Reference solution (C++)

#include <bits/stdc++.h>
using namespace std;

struct DSU {
    vector<int> p, r;
    DSU(int n) : p(n), r(n, 0) { iota(p.begin(), p.end(), 0); }
    int f(int x) { return p[x] == x ? x : p[x] = f(p[x]); }
    bool u(int a, int b) {
        a = f(a); b = f(b);
        if (a == b) return false;
        if (r[a] < r[b]) swap(a, b);
        p[b] = a;
        if (r[a] == r[b]) ++r[a];
        return true;
    }
};

int main() {
    ios_base::sync_with_stdio(false);
    cin.tie(nullptr);
    int N, M; cin >> N >> M;
    vector<int> a(N);
    for (auto& x : a) { cin >> x; --x; }
    vector<tuple<int,int,int>> E(M);
    for (auto& [w,u,v] : E) { cin >> u >> v >> w; --u; --v; }

    // Already sorted?
    bool sorted_ok = true;
    for (int i = 0; i < N; ++i) if (a[i] != i) { sorted_ok = false; break; }
    if (sorted_ok) { cout << -1 << "\n"; return 0; }

    sort(E.begin(), E.end(), [](auto& x, auto& y){ return get<0>(x) > get<0>(y); });
    DSU d(N);
    int unmatched = 0;
    for (int i = 0; i < N; ++i) if (a[i] != i) ++unmatched;
    int ans = -1;
    for (auto& [w,u,v] : E) {
        if (d.f(u) != d.f(v)) {
            // any positions in either component that need to merge?
            d.u(u, v);
        }
        // recompute unmatched lazily — better: track per-component how many
        // positions still need a partner. For brevity, brute re-check:
        bool ok = true;
        for (int i = 0; i < N; ++i) if (d.f(i) != d.f(a[i])) { ok = false; break; }
        if (ok) { ans = w; break; }
    }
    cout << ans << "\n";
}

Pitfalls

Already-sorted input must print −1 (any W works; "infinity" → −1 per the statement).
Brute re-check is O(N) per edge. For N, M = 10⁵, that's 10¹⁰ — TLE. The accepted version maintains a counter of "unsatisfied positions per pair (i, a_i)" and decrements only when the two components merge.
1-indexed input. Subtract 1 everywhere.
Print w of the edge that finally satisfies all pairs, not the next edge.
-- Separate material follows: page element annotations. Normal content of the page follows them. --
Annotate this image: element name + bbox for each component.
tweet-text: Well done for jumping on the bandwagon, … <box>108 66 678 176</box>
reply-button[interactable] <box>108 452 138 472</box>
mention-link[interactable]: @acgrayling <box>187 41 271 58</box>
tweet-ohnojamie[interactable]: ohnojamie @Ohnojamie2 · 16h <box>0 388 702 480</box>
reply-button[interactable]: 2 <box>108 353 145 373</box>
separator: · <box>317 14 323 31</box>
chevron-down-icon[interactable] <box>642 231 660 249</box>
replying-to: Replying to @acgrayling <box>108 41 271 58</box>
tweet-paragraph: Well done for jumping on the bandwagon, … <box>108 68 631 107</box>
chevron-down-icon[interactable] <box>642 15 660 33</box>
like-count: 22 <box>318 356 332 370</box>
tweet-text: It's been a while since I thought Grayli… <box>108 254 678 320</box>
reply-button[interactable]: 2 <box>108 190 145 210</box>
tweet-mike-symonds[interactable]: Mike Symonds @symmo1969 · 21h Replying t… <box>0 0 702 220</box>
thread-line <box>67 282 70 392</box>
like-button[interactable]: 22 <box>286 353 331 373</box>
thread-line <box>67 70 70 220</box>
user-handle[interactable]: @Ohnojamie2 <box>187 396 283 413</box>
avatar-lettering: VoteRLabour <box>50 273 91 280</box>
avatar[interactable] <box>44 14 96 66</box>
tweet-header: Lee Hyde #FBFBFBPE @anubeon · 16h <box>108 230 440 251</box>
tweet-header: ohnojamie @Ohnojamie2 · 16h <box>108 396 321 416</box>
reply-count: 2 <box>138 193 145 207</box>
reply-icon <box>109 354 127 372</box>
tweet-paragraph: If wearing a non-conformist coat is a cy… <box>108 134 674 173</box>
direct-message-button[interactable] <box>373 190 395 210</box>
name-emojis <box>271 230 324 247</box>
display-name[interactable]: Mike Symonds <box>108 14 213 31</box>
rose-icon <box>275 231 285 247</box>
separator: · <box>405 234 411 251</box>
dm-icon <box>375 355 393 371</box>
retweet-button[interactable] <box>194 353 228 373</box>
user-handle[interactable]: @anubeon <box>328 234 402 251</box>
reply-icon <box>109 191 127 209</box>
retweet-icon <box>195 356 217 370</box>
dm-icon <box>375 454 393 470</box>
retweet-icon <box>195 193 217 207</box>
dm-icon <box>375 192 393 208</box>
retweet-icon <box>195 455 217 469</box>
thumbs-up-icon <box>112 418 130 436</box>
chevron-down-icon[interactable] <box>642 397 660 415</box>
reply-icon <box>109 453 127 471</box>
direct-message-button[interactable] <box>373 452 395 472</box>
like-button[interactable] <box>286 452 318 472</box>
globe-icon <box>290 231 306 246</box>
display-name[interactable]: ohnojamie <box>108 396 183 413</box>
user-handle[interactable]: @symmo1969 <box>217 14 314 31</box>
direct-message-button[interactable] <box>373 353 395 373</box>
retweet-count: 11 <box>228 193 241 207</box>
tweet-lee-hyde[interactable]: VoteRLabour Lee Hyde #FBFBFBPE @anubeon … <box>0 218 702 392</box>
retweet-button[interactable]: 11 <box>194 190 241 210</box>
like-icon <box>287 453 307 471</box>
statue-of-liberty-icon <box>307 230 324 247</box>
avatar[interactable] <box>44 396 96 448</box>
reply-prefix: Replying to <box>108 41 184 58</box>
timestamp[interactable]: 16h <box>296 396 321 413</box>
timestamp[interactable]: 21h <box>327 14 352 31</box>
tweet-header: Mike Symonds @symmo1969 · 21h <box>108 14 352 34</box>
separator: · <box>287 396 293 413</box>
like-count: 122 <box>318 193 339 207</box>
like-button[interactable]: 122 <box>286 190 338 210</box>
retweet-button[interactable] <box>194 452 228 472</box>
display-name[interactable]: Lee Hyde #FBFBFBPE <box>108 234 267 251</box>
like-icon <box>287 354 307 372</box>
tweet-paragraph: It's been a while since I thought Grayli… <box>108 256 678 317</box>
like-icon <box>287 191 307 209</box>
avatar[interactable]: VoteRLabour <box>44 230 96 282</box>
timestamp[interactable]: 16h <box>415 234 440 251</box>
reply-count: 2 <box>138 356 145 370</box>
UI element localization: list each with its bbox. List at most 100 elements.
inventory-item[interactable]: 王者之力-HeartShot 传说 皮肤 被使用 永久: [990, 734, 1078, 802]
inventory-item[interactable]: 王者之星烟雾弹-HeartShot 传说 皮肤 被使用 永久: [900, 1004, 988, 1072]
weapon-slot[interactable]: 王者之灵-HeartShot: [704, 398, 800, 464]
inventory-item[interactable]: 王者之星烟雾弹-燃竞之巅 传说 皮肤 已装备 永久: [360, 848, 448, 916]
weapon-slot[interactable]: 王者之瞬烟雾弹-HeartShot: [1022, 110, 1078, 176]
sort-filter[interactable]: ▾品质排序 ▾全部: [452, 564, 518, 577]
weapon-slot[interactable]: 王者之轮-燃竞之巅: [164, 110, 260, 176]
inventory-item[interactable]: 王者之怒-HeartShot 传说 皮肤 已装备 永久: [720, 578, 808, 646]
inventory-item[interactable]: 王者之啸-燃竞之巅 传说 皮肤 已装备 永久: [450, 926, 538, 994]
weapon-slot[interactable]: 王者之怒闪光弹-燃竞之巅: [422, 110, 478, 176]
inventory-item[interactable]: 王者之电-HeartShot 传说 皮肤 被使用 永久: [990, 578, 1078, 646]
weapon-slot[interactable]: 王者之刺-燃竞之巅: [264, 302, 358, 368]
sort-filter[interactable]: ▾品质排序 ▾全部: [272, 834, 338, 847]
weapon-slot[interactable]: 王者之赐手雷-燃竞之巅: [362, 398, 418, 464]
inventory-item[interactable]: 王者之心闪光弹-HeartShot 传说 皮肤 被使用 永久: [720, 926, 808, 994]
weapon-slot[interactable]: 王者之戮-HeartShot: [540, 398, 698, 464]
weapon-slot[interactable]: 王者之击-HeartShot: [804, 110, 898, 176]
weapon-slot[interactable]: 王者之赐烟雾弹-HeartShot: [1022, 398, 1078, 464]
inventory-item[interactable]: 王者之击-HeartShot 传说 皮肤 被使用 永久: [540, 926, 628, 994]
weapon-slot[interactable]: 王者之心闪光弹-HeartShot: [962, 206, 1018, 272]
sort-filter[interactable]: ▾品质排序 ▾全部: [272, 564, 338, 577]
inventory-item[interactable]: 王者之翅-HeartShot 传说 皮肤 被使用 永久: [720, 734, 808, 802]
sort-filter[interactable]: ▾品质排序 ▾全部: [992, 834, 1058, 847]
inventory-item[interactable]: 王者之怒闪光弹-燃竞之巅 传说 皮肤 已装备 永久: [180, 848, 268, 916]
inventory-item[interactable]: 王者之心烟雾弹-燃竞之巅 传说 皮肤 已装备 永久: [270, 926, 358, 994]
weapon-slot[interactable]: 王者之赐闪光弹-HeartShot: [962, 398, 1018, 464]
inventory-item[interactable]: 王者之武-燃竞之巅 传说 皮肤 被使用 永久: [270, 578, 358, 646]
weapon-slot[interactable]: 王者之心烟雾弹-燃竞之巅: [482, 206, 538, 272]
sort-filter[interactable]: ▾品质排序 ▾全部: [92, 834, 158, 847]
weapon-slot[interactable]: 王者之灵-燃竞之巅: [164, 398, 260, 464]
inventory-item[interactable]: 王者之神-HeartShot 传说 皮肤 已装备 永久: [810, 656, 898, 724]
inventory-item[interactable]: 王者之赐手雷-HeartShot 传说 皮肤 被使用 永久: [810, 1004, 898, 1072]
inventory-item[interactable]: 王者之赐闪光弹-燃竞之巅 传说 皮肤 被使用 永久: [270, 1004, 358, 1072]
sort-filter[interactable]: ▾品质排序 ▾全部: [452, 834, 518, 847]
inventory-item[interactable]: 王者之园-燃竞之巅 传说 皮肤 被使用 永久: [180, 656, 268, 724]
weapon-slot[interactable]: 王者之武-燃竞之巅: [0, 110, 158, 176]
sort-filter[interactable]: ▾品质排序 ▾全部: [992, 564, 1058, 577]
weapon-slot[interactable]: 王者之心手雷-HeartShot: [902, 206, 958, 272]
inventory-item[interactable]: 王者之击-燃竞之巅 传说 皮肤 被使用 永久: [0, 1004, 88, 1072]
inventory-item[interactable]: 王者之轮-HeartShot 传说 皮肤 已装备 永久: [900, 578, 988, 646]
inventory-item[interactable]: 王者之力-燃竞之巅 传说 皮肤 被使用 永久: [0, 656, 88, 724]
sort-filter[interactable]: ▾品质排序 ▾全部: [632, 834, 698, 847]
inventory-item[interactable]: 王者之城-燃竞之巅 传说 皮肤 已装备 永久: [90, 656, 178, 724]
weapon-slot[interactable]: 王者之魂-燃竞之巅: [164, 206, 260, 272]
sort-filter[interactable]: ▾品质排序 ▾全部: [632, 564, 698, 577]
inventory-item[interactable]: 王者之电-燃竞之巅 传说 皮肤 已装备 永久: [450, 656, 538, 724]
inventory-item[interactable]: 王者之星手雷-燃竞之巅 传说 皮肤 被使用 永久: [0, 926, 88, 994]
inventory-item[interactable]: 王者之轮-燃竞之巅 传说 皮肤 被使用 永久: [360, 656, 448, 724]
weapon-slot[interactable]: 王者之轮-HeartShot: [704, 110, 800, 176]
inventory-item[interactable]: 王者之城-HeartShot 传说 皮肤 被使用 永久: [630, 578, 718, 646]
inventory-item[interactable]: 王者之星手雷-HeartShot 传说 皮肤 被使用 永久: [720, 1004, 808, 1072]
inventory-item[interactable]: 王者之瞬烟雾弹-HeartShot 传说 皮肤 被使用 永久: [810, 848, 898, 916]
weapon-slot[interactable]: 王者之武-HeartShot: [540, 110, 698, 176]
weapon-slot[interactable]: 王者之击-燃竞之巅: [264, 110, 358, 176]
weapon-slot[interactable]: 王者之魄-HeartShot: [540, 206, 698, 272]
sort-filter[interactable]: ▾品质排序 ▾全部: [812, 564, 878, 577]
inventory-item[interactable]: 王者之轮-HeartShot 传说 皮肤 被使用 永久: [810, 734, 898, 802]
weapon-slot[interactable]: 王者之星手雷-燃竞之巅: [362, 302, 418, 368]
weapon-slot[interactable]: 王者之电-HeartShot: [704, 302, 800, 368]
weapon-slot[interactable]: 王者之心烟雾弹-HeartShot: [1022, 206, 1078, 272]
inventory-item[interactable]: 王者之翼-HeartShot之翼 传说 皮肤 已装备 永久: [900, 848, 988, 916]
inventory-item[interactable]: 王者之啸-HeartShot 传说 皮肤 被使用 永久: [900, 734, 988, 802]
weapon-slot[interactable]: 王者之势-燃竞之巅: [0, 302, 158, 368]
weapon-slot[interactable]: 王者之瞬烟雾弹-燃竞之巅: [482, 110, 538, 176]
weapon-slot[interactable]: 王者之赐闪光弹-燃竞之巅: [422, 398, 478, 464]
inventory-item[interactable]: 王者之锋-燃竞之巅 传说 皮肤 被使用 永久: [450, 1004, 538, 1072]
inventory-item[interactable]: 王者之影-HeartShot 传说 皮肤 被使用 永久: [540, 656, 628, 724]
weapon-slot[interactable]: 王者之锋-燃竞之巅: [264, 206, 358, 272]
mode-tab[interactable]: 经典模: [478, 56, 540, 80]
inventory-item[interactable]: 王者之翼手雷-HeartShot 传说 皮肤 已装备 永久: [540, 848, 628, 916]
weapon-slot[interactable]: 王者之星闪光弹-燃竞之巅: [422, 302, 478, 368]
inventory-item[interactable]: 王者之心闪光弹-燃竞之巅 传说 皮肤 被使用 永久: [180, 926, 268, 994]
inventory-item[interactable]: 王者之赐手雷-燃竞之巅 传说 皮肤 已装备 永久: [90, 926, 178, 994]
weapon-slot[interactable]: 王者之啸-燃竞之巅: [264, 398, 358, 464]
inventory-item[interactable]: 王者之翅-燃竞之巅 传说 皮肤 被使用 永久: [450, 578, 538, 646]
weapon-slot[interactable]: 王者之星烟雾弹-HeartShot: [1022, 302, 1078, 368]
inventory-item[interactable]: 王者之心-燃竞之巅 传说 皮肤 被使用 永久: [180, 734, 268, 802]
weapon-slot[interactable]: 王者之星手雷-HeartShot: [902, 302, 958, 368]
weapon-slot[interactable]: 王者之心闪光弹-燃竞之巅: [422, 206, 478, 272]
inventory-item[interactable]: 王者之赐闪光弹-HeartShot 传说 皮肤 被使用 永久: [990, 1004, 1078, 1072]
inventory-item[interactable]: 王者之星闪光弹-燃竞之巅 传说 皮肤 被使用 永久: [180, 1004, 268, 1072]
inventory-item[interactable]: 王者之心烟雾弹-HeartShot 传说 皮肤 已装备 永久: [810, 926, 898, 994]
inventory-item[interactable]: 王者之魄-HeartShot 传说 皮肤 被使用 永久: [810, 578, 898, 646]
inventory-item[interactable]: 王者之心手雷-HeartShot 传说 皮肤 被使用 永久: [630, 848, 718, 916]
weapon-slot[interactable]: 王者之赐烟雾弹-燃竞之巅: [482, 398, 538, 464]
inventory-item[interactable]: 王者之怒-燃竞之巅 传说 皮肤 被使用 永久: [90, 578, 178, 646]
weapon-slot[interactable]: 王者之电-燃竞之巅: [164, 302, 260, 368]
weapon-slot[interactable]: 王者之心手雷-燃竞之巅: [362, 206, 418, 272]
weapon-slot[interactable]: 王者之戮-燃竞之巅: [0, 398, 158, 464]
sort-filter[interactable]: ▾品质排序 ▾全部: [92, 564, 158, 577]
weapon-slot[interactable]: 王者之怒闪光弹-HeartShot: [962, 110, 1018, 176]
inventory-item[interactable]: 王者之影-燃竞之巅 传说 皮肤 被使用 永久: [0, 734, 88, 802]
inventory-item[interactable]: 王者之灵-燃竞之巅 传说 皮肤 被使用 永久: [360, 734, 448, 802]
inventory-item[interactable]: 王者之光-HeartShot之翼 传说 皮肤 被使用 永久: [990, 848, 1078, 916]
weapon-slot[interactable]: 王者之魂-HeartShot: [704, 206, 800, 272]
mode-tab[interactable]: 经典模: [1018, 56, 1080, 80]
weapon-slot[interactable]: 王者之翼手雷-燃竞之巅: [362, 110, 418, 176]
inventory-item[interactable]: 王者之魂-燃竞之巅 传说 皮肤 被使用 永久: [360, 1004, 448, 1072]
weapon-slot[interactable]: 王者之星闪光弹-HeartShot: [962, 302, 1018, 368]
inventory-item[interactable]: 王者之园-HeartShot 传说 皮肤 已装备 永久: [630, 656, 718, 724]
What Silver January 2020 was actually testing

P1 — enumerate the discrete unknown. Loop the basket size and bookkeep leftovers; no fancy data structure needed.
P2 — binary search + skip-ahead simulation. Block-jump days where the payment is constant.
P3 — DSU with edge sweep. Classic offline "Kruskal until the predicate holds" pattern.